La relation au marché de l'art est difficile pour les artistes sonores. Il y a ceux qui à la Foire de Bâle tiennent un rayon de disques en éditions limitées. Certains musiciens d'avant-garde réalisent leur pochette ; ainsi Jean-Luc André DDAA ou Les Talking Heads avec David Byrne.
Des musiciens qui s'associent à des artistes : The velvet underground avec Warhol ; Bernd et Hilla Becher avec Kraftwerk 1970; Ralph Gibson (proche de Larry Clark) dans Unknown pleasures de Joey Division en 1979; Art and langage et The red Crayola Kangaroo? 1981, ou dans Black Snakes 1983; Mike Kelley pour Dirty de Sonic Youth, 1992; Les tétines noires, 12 têtes mortes de douze artistes dont Aurele, Ben ou Joël Hubaut
Auréliano Tonet édite en couverture de son album une statuaire classique. On y verra selon l'état d'esprit du moment, la sépulture du disque vinyle et son tombeau magnifique ou inversement une tension entre l'analogique (l'empreinte du statuaire) et le numérique (à l'ère de sa dématérialisation de sa diffusion planétaire)

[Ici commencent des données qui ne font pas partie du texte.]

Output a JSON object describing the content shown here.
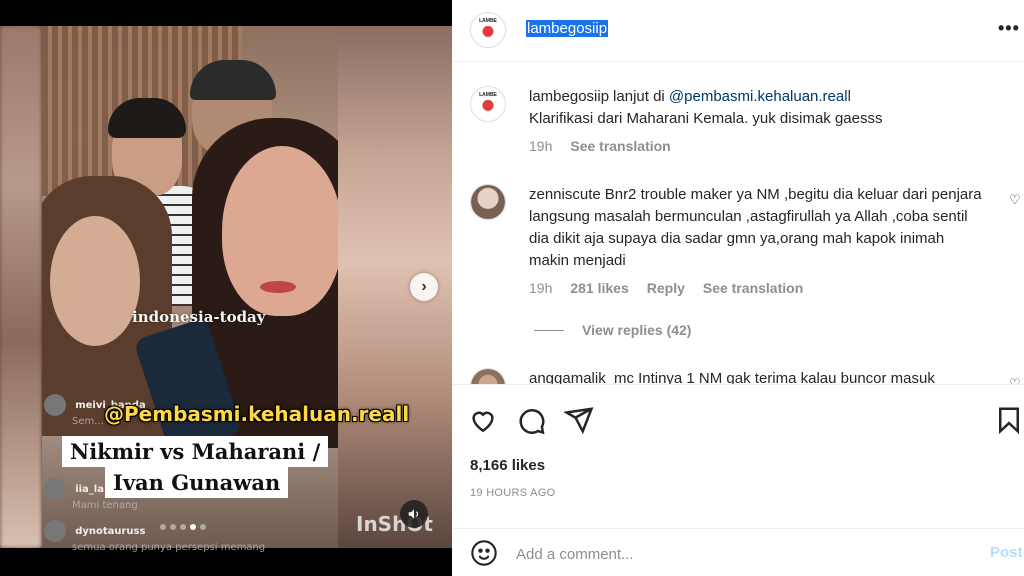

Lors de l'exposition Dionysiac (Centre Pompidou, 2005), Christoph Büchel présente Minus, 2002. Il s'agit des rebuts congelés d'un concert de rock élémentaire (bouteilles de bière, affiches crasseuses et lacérées et section musicale sans surprise : guitare/ basse/ batterie) réalisé peu de temps avant cette exposition. Le spectateur entre dans une chambre froide et voit, pris, figés, congelés, dans des blocs de glace, transparents dont ils émergent, ces instruments de musique anesthésiés, immobiles et bruts, comme apparaissant par strates translucides. Ce travail met en scène la figure de l'anamnèse, où le temps révolu fait retour au présent dans la mélancolie du phénomène.